Aus Johannesburg berichtet Jochen Vorfelder
Auf einem sandigen, tief gefurchten Waldpfad kurz hinter der Grenze zwischen Mosambik und Südafrika schießen Shigechika Aikawa die Tränen in die Augen. Es sind Tränen des Schmerzes und des Zorns auf sich selbst. Aikawa, der Toyota-Ingenieur aus Nagoya, ist völlig erschöpft. Sein Motorrad hat sich auf die Seite gelegt und ihn unter sich begraben. Die linke Fußraste hat ihm wohl durch den Stiefel hindurch einen Zeh gebrochen.

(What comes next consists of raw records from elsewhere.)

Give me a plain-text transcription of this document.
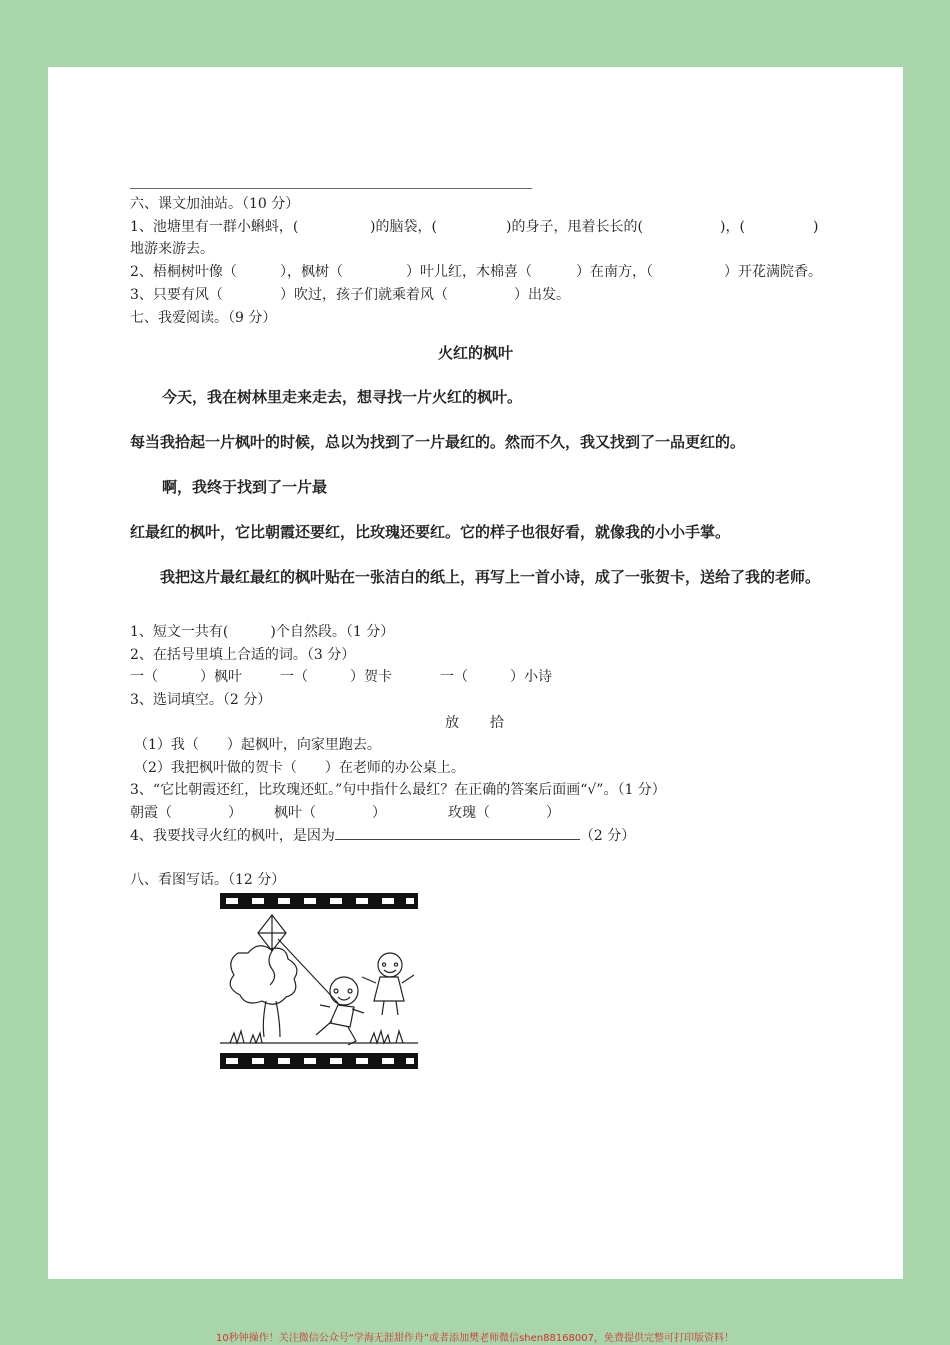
六、课文加油站。（10 分）
1、池塘里有一群小蝌蚪，(	)的脑袋，(	)的身子，甩着长长的(	)，(	)
地游来游去。
2、梧桐树叶像（	），枫树（	）叶儿红，木棉喜（	）在南方，（	）开花满院香。
3、只要有风（	）吹过，孩子们就乘着风（	）出发。
七、我爱阅读。（9 分）
火红的枫叶
今天，我在树林里走来走去，想寻找一片火红的枫叶。
每当我拾起一片枫叶的时候，总以为找到了一片最红的。然而不久，我又找到了一品更红的。
啊，我终于找到了一片最
红最红的枫叶，它比朝霞还要红，比玫瑰还要红。它的样子也很好看，就像我的小小手掌。
我把这片最红最红的枫叶贴在一张洁白的纸上，再写上一首小诗，成了一张贺卡，送给了我的老师。
1、短文一共有(　　　)个自然段。（1 分）
2、在括号里填上合适的词。（3 分）
一（　　　）枫叶	一（　　　）贺卡	一（　　　）小诗
3、选词填空。（2 分）
放 拾
（1）我（　　）起枫叶，向家里跑去。
（2）我把枫叶做的贺卡（　　）在老师的办公桌上。
3、“它比朝霞还红，比玫瑰还虹。”句中指什么最红？在正确的答案后面画“√”。（1 分）
朝霞（　　　　） 枫叶（　　　　）	玫瑰（　　　　）
4、我要找寻火红的枫叶，是因为	（2 分）
八、看图写话。（12 分）
10秒钟操作！关注微信公众号“学海无涯甜作舟”或者添加樊老师微信shen88168007，免费提供完整可打印版资料！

Doch diese Verletzung spürt er im Moment nicht, was ihn schmerzt, ist die Gewissheit: Er liegt hilflos im Sand und das ist unwiderruflich das Aus. Die GS Trophy 2010 ist für ihn gelaufen, sein Team Japan muss ohne ihn weiter fahren. Das Abenteuer, auf das er sich monatelang gefreut und vorbereitet hat, und von dessen erfolgreichem Ende er noch seinen Enkeln erzählen wollte, ist vorbei.

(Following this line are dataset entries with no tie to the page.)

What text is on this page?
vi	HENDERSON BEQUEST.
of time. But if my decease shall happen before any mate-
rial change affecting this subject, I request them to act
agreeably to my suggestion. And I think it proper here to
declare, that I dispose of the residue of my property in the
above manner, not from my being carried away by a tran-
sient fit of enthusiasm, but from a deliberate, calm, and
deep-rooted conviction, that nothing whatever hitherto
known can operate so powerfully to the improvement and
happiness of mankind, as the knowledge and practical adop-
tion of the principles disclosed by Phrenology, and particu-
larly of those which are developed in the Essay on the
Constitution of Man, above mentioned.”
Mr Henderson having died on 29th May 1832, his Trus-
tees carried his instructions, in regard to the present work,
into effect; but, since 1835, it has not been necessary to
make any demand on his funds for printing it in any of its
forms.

Aikawa ist einer der 30 Freizeitfahrer, die BMW zu einer Motorrad-Rallye durch Südafrika, Swasiland und Mosambik eingeladen hat. Die GS Trophy 2010 - die erste führte vor zwei Jahren durch Tunesien - ist ein symbiotisches Event. Alle Beteiligten geben und nehmen viel. Die Teilnehmer aus zwölf Nationen haben sich bei lokalen Vorausscheidungen für die Drei-Mann-Teams qualifiziert; für die meisten Fahrer ist die Woche im November, die BMW ihnen schenkt, die Motorrad-Tour ihres Lebens. Für BMW Motorrad Marketing ist die Veranstaltung zum 30jährigen Jubiläum der GS-Modellreihe ein weiterer Baustein, die Marktführerschaft ihrer Modelle in der Klasse der Groß-Enduros zu festigen.
Der Mastermind
Tomm Wolf ist ein raumgreifender Mensch mit einer riesigen Aura. Der sympathische Münchener strahlt Liebe zum Motorrad und Abenteuer aus. Der alt gediente BMW-Mann und Offroader ist der König im Fahrerlager; Wolf hat die Veranstaltung erfunden und vor Ort organisiert. Während der GS Trophy läuft der Film ab, den er ersonnen hat. "Ich bin mit meinen Leuten schon fast zwei Jahre dran. Ich schätze, wir haben 10.000 Kilometer Strecke durch Farmland, durch die Berge in Swasiland und die Sandstriche an der mosambikanischen Küste abgefahren, bis wir die Route beisammen hatten."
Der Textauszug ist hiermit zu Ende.